IgG, IgA, and IgG-subclass levels were unaffected by the rituximab treatment (Table 1), but after the second course a temporary decrease in IgM was found (0.48 g/l at t = 446 days; 0.23 g/l at t = 530 days; 0,6 g/l at t = 614 days), as has been described before.[17,18] After both rituximab treatments prednisone was used every other day and slowly tapered until it could be stopped. After the first treatment with rituximab the dosage of prednisone was slightly higher. During that time we didn't see an effect on immunoglobulins or significant infections. Vaccination responses before the first rituximab course were normal; booster responses after the second course (after t = 1085 days) were normal as well (Table 1), despite the fact that she had been on steroids during the first round of vaccinations.

Discussion

We followed a girl with steroid-dependent AIHA who was treated with 4 gifts of rituximab twice.

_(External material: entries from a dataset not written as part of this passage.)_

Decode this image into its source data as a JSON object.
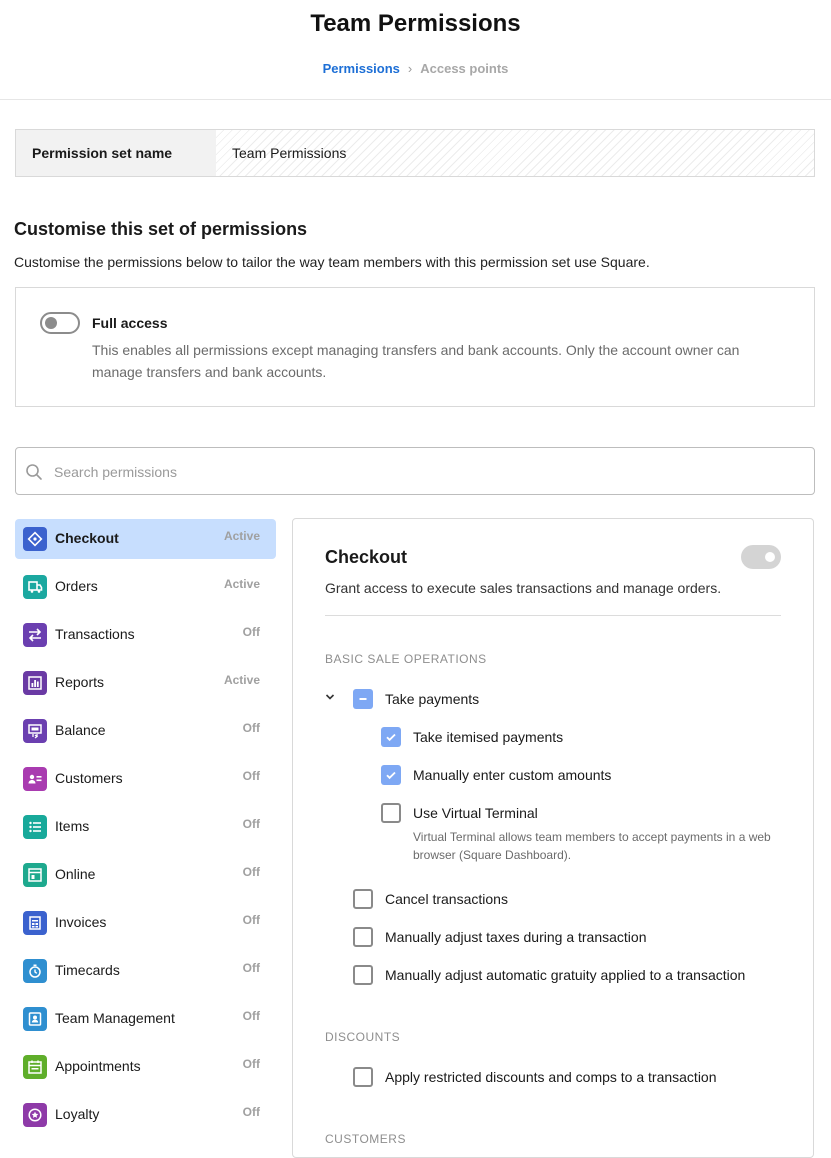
{
  "header": {
    "title": "Team Permissions",
    "breadcrumb": {
      "active": "Permissions",
      "separator": "›",
      "next": "Access points"
    }
  },
  "permission_set": {
    "label": "Permission set name",
    "value": "Team Permissions"
  },
  "customise": {
    "title": "Customise this set of permissions",
    "description": "Customise the permissions below to tailor the way team members with this permission set use Square."
  },
  "full_access": {
    "title": "Full access",
    "description": "This enables all permissions except managing transfers and bank accounts. Only the account owner can manage transfers and bank accounts.",
    "enabled": false
  },
  "search": {
    "placeholder": "Search permissions",
    "value": ""
  },
  "sidebar": {
    "items": [
      {
        "label": "Checkout",
        "status": "Active",
        "icon": "checkout-icon",
        "color": "#3b62ce",
        "selected": true
      },
      {
        "label": "Orders",
        "status": "Active",
        "icon": "orders-icon",
        "color": "#1ba8a0"
      },
      {
        "label": "Transactions",
        "status": "Off",
        "icon": "transactions-icon",
        "color": "#6b3fb0"
      },
      {
        "label": "Reports",
        "status": "Active",
        "icon": "reports-icon",
        "color": "#6a3aa4"
      },
      {
        "label": "Balance",
        "status": "Off",
        "icon": "balance-icon",
        "color": "#6b3fb0"
      },
      {
        "label": "Customers",
        "status": "Off",
        "icon": "customers-icon",
        "color": "#a93bb0"
      },
      {
        "label": "Items",
        "status": "Off",
        "icon": "items-icon",
        "color": "#18a99a"
      },
      {
        "label": "Online",
        "status": "Off",
        "icon": "online-icon",
        "color": "#1ea98e"
      },
      {
        "label": "Invoices",
        "status": "Off",
        "icon": "invoices-icon",
        "color": "#3b62ce"
      },
      {
        "label": "Timecards",
        "status": "Off",
        "icon": "timecards-icon",
        "color": "#2f8fd0"
      },
      {
        "label": "Team Management",
        "status": "Off",
        "icon": "team-management-icon",
        "color": "#2f8fd0"
      },
      {
        "label": "Appointments",
        "status": "Off",
        "icon": "appointments-icon",
        "color": "#5fae2a"
      },
      {
        "label": "Loyalty",
        "status": "Off",
        "icon": "loyalty-icon",
        "color": "#8e3aa8"
      }
    ]
  },
  "panel": {
    "title": "Checkout",
    "description": "Grant access to execute sales transactions and manage orders.",
    "enabled": true,
    "groups": {
      "basic": "BASIC SALE OPERATIONS",
      "discounts": "DISCOUNTS",
      "customers": "CUSTOMERS"
    },
    "permissions": {
      "take_payments": {
        "label": "Take payments",
        "state": "partial"
      },
      "take_itemised": {
        "label": "Take itemised payments",
        "state": "checked"
      },
      "manual_amounts": {
        "label": "Manually enter custom amounts",
        "state": "checked"
      },
      "virtual_terminal": {
        "label": "Use Virtual Terminal",
        "state": "unchecked",
        "note": "Virtual Terminal allows team members to accept payments in a web browser (Square Dashboard)."
      },
      "cancel_transactions": {
        "label": "Cancel transactions",
        "state": "unchecked"
      },
      "adjust_taxes": {
        "label": "Manually adjust taxes during a transaction",
        "state": "unchecked"
      },
      "adjust_gratuity": {
        "label": "Manually adjust automatic gratuity applied to a transaction",
        "state": "unchecked"
      },
      "restricted_discounts": {
        "label": "Apply restricted discounts and comps to a transaction",
        "state": "unchecked"
      }
    }
  }
}
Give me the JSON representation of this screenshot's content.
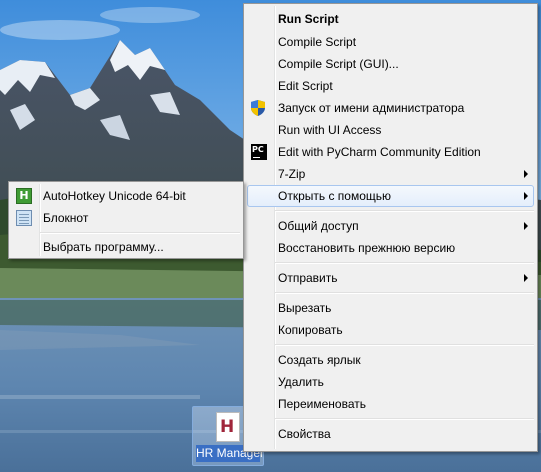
{
  "desktop": {
    "icon_label": "HR Manager",
    "icon_glyph": "H"
  },
  "context_menu": {
    "items": [
      {
        "label": "Run Script",
        "bold": true
      },
      {
        "label": "Compile Script"
      },
      {
        "label": "Compile Script (GUI)..."
      },
      {
        "label": "Edit Script"
      },
      {
        "label": "Запуск от имени администратора",
        "icon": "uac-shield-icon"
      },
      {
        "label": "Run with UI Access"
      },
      {
        "label": "Edit with PyCharm Community Edition",
        "icon": "pycharm-icon",
        "icon_text": "PC"
      },
      {
        "label": "7-Zip",
        "submenu": true
      },
      {
        "label": "Открыть с помощью",
        "submenu": true,
        "highlighted": true
      },
      {
        "label": "Общий доступ",
        "submenu": true
      },
      {
        "label": "Восстановить прежнюю версию"
      },
      {
        "label": "Отправить",
        "submenu": true
      },
      {
        "label": "Вырезать"
      },
      {
        "label": "Копировать"
      },
      {
        "label": "Создать ярлык"
      },
      {
        "label": "Удалить"
      },
      {
        "label": "Переименовать"
      },
      {
        "label": "Свойства"
      }
    ]
  },
  "open_with_submenu": {
    "items": [
      {
        "label": "AutoHotkey Unicode 64-bit",
        "icon": "autohotkey-icon",
        "icon_text": "H"
      },
      {
        "label": "Блокнот",
        "icon": "notepad-icon"
      },
      {
        "label": "Выбрать программу..."
      }
    ]
  },
  "colors": {
    "menu_background": "#f0f0f0",
    "highlight_border": "#a8c6ef",
    "selection_label": "#3a6fc4"
  }
}
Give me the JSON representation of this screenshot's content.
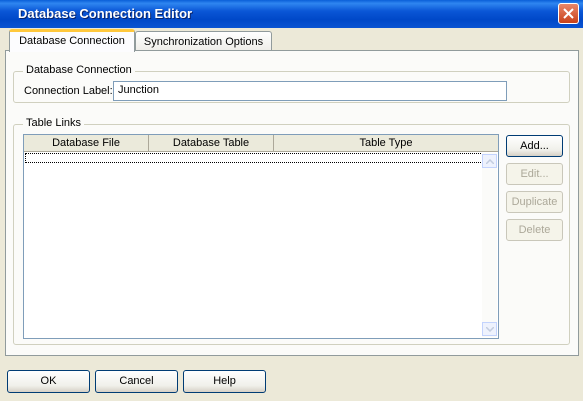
{
  "window": {
    "title": "Database Connection Editor"
  },
  "tabs": [
    {
      "label": "Database Connection",
      "active": true
    },
    {
      "label": "Synchronization Options",
      "active": false
    }
  ],
  "db_group": {
    "label": "Database Connection",
    "connection_label": "Connection Label:",
    "connection_value": "Junction"
  },
  "table_links": {
    "label": "Table Links",
    "columns": [
      "Database File",
      "Database Table",
      "Table Type"
    ],
    "rows": []
  },
  "side_buttons": {
    "add": "Add...",
    "edit": "Edit...",
    "duplicate": "Duplicate",
    "delete": "Delete"
  },
  "footer": {
    "ok": "OK",
    "cancel": "Cancel",
    "help": "Help"
  },
  "icons": {
    "close": "close-icon",
    "scroll_up": "chevron-up-icon",
    "scroll_down": "chevron-down-icon"
  }
}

She repopulated mainly with naive B-lymphocytes, around one third CD5+, as could be expected for her age. Interestingly, her B-lymphocytes returned to normal faster than described before in both adults[5-7] and children,[17,18] but these children had underlying diseases that may have influenced the reconstitution. She did not suffer any significant infections, and responded well to vaccination, despite her prolonged steroid use.

During repopulation memory B-lymphocytes peaked just before the relapse in our patient. Increasingly, early relapse of autoimmune diseases like rheumatoid arthritis or SLE are reported in adult patients with a higher number of memory B-lymphocytes in early reconstitution in comparison to patients with later or no relapse.[5,8,10] Our case suggests that this relation may also exist in children.

After the second rituximab treatment, the reconstitution was somewhat slower in our patient. This has been described by others,[4,13] suggesting that multiple rituximab courses may eventually lead to secondary antibody deficiency and infectious complications. Future studies in larger numbers of children are needed to analyze this further.